The Awakening era is characterized by a political clash between the
crisis war survivor generations and the generations growing up after
the war. The Awakening climax decides the inter-generational victors
and losers. It can occur during the Awakening era (resignation of
Nixon), or it can occur later (Glorious Revolution, Weimar collapse,
Tiananmen Square massacre, Soviet Union collapse). The words "Velvet
Coup" or "Velvet Revolution" are often used to describe the event
because there's relatively little violence.
An Awakening era creates a horizontal split in the population --
generation vs generation. A Crisis era creates a vertical split --
religion vs religion, ethnic group vs ethnic group, etc. The climax
in each case determines a victor, but in the case of the Crisis
climax, it comes after maximum genocidal violence that's so horrific
that the survivors enter a First Turning again.
This is the "It's not a crisis without a war" bit again, isn't it?
Quote:How World War III could begin in Latvia.
Which again goes against the idea of Russia fighting China instead of the West.
Quote:Personally, I have a difficult time seeing Putin getting drawn in to anything that doesn't involve a direct attack on Russia, and he tries to avoid even that, as witness his opposition to a Hillary Clinton presidency.
That said, I suppose if the domestic situation in Russia became sufficiently fragile, and some key person were killed that was important politically, he might be drawn in.
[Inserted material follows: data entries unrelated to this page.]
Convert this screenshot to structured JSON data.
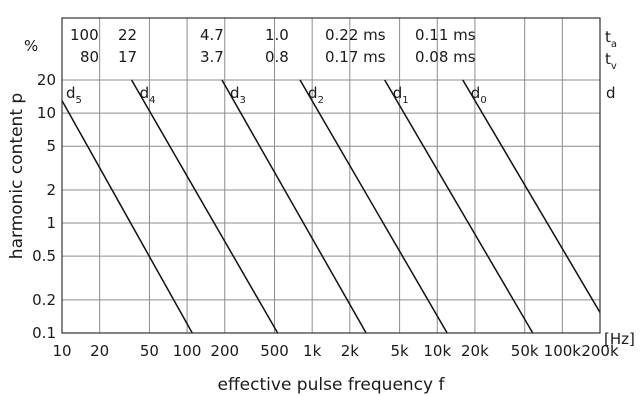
{
  "chart_data": {
    "type": "line",
    "xlabel": "effective pulse frequency f",
    "ylabel": "harmonic content p",
    "x_unit": "[Hz]",
    "y_unit": "%",
    "x_scale": "log",
    "y_scale": "log",
    "xlim": [
      10,
      200000
    ],
    "ylim": [
      0.1,
      20
    ],
    "grid": true,
    "x_ticks": [
      10,
      20,
      50,
      100,
      200,
      500,
      1000,
      2000,
      5000,
      10000,
      20000,
      50000,
      100000,
      200000
    ],
    "x_tick_labels": [
      "10",
      "20",
      "50",
      "100",
      "200",
      "500",
      "1k",
      "2k",
      "5k",
      "10k",
      "20k",
      "50k",
      "100k",
      "200k"
    ],
    "y_ticks": [
      0.1,
      0.2,
      0.5,
      1,
      2,
      5,
      10,
      20
    ],
    "y_tick_labels": [
      "0.1",
      "0.2",
      "0.5",
      "1",
      "2",
      "5",
      "10",
      "20"
    ],
    "top_rows": [
      {
        "label": "t",
        "sub": "a",
        "values": [
          "100",
          "22",
          "4.7",
          "1.0",
          "0.22 ms",
          "0.11 ms"
        ]
      },
      {
        "label": "t",
        "sub": "v",
        "values": [
          "80",
          "17",
          "3.7",
          "0.8",
          "0.17 ms",
          "0.08 ms"
        ]
      }
    ],
    "d_row_label": "d",
    "series": [
      {
        "name": "d",
        "sub": "5",
        "points": [
          [
            10,
            13
          ],
          [
            110,
            0.1
          ]
        ]
      },
      {
        "name": "d",
        "sub": "4",
        "points": [
          [
            36,
            20
          ],
          [
            530,
            0.1
          ]
        ]
      },
      {
        "name": "d",
        "sub": "3",
        "points": [
          [
            190,
            20
          ],
          [
            2700,
            0.1
          ]
        ]
      },
      {
        "name": "d",
        "sub": "2",
        "points": [
          [
            800,
            20
          ],
          [
            12000,
            0.1
          ]
        ]
      },
      {
        "name": "d",
        "sub": "1",
        "points": [
          [
            3800,
            20
          ],
          [
            58000,
            0.1
          ]
        ]
      },
      {
        "name": "d",
        "sub": "0",
        "points": [
          [
            16000,
            20
          ],
          [
            250000,
            0.1
          ]
        ]
      }
    ]
  }
}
I think Russia is more likely to be drawn in by a European conflict, for example if Ukraine heated up again and got out of hand. The issue there is that it's France that controls the nuclear weapons, not Germany.
Yeah, I think the risk is more with whoever comes in AFTER Putin. Somebody like Rogozin or something. And yeah, I don't think it would be over the Amur river or South Asia, either.